The Government has issued a point-by-point response to the Lords' claims and says that it does balance privacy on one hand and protection and effective service delivery on the other.
"The Government respects the privacy of its citizens," said the Government Response to the Lords' report. "We take the protection of their personal information extremely seriously and we are committed to handling it safely and securely."
"It is essential that we all understand that the Government must strike a balance between the right of the public to their privacy, their right to the more effective delivery of public services and their right to protection from crime and terrorism. This Government will always take a principled and proportionate view of what needs to be done to protect the public and respect individual privacy, and will flex our approach where necessary," it said.
The Government has refused to extend to the private sector the power of privacy regulator the Information Commissioner's Office (ICO) to inspect public bodies' privacy and data protection systems. It would only say that it would "listen" to the arguments for extending that power.
"There are sound arguments for applying a higher level of scrutiny to public sector bodies," it said. "The citizen cannot shop around for a service provider with different data protection standards. However … the Government will continue to listen to the arguments made in support of extending assessment notices to the private sector and react accordingly."
A report into Government data handling recommended that public authorities conduct impact assessments when adopting policies or measures that could affect privacy.
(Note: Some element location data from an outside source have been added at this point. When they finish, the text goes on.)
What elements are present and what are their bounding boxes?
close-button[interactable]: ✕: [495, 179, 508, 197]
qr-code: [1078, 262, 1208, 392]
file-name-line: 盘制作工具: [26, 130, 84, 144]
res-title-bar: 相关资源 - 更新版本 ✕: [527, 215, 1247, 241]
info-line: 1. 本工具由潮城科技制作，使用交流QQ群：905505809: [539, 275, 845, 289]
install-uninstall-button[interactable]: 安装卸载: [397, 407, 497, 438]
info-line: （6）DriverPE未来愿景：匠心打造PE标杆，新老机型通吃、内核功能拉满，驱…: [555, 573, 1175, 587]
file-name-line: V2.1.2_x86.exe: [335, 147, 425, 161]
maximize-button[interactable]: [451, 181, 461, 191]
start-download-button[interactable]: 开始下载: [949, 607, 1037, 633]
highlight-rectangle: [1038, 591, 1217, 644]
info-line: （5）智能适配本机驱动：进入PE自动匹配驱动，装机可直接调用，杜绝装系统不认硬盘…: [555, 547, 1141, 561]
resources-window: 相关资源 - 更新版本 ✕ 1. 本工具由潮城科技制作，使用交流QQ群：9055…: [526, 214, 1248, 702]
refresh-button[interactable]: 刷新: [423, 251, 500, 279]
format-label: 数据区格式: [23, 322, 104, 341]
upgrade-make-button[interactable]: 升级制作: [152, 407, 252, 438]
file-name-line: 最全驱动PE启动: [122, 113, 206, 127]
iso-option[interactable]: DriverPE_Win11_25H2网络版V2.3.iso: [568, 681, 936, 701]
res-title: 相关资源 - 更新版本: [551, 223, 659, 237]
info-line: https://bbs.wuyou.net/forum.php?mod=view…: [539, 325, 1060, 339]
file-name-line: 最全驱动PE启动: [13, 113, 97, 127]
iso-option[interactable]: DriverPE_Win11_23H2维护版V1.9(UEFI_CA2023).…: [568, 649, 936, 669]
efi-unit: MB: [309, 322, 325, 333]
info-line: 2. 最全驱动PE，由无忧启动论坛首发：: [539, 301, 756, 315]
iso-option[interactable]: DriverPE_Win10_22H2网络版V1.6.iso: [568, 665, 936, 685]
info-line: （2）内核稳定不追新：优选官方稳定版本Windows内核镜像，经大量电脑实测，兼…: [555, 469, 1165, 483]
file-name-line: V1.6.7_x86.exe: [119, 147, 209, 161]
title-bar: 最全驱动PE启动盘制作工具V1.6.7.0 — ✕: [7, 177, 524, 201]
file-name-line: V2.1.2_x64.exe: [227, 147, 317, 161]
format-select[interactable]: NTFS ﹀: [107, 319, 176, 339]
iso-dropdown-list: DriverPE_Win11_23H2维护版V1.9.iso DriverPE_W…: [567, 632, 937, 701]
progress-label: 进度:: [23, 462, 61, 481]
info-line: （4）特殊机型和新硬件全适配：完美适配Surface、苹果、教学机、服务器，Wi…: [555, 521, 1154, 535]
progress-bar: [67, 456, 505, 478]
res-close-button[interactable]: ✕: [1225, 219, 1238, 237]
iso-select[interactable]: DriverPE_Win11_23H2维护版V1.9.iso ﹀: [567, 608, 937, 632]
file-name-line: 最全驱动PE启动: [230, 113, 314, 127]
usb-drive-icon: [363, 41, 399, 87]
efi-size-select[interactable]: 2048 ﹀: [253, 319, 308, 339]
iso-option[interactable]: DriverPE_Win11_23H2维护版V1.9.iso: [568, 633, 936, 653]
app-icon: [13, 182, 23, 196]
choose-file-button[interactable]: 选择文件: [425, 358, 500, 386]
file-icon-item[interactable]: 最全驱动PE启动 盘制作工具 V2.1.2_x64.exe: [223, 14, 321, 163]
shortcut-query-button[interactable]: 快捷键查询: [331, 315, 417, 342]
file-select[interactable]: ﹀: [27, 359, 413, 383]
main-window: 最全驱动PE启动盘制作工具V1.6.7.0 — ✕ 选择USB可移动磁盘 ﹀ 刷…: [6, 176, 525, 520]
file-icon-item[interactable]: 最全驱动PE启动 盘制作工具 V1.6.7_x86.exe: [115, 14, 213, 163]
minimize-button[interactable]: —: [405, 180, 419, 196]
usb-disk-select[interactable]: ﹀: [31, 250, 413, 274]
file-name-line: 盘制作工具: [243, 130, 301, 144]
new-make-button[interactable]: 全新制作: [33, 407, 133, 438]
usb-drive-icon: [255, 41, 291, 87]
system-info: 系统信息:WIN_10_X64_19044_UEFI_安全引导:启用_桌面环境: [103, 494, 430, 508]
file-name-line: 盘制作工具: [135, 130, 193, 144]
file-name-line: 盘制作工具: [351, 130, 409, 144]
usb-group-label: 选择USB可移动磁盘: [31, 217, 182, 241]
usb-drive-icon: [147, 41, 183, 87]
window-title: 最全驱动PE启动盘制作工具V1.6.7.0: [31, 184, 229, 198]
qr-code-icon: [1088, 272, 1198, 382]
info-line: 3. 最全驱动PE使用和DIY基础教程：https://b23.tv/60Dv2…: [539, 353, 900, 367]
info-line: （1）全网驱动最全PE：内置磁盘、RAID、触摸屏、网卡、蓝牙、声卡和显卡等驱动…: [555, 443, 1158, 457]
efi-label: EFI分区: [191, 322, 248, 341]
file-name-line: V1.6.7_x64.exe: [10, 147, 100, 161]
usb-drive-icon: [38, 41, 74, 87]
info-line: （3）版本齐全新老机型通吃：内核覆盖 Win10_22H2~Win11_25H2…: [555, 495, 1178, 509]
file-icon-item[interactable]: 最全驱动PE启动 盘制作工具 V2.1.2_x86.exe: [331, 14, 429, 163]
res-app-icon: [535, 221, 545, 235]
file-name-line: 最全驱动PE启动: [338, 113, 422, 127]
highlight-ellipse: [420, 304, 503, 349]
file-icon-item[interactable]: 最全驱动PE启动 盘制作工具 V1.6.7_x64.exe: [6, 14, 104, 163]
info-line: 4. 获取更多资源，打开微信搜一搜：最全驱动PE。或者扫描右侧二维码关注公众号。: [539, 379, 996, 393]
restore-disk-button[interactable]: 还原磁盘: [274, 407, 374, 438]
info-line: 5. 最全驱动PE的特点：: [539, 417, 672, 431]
The Lords Committee called for these to be published, but the Government rejected that call.
"While departments are encouraged to publish their privacy impact assessments, it may not be appropriate to publish a privacy impact assessment in full or at all in certain cases, for example, where the privacy impact assessment contains sensitive or confidential information," it said.
The Government rejected outright the Lords' demand that the ICO be involved in the legislative process. "We … recommend that the Government should be required, by statute, to consult the Information Commissioner on bills or statutory instruments which involve surveillance or data processing powers," the Lords' report had said.
The Government said that this raised constitutional problems. "It is the responsibility of the House[s of Parliament] to scrutinise legislation and for this reason we do not consider it appropriate to introduce a statutory requirement for the Government to consult the Information Commissioner at this time," said the Government. "In practice, departments routinely consult the Information Commissioner when legislation could have implications for privacy or the protection of personal data."
The Lords also said that surveillance should be subjected to judicial oversight, but the Government said that this was not needed.
"We recommend that the Government consider introducing a system of judicial oversight for surveillance carried out by public authorities and that individuals who have been made the subject of surveillance be informed of that surveillance, when completed, where no investigation might be prejudiced as a result," said the Lords' report.
"The Government believes that the current system strikes an appropriate balance between the need for operational effectiveness on the one hand, and safeguards necessary to protect privacy," said its response.
"Where individuals believe powers have been used inappropriately, they can take their case to the IPT [Investigatory Powers Tribunal]. If the Tribunal upholds a complaint it is required to notify the complainant and make a report to the Prime Minister. It may, if appropriate, quash any warrant or authorisation, order the destruction of relevant material or order compensation," it said.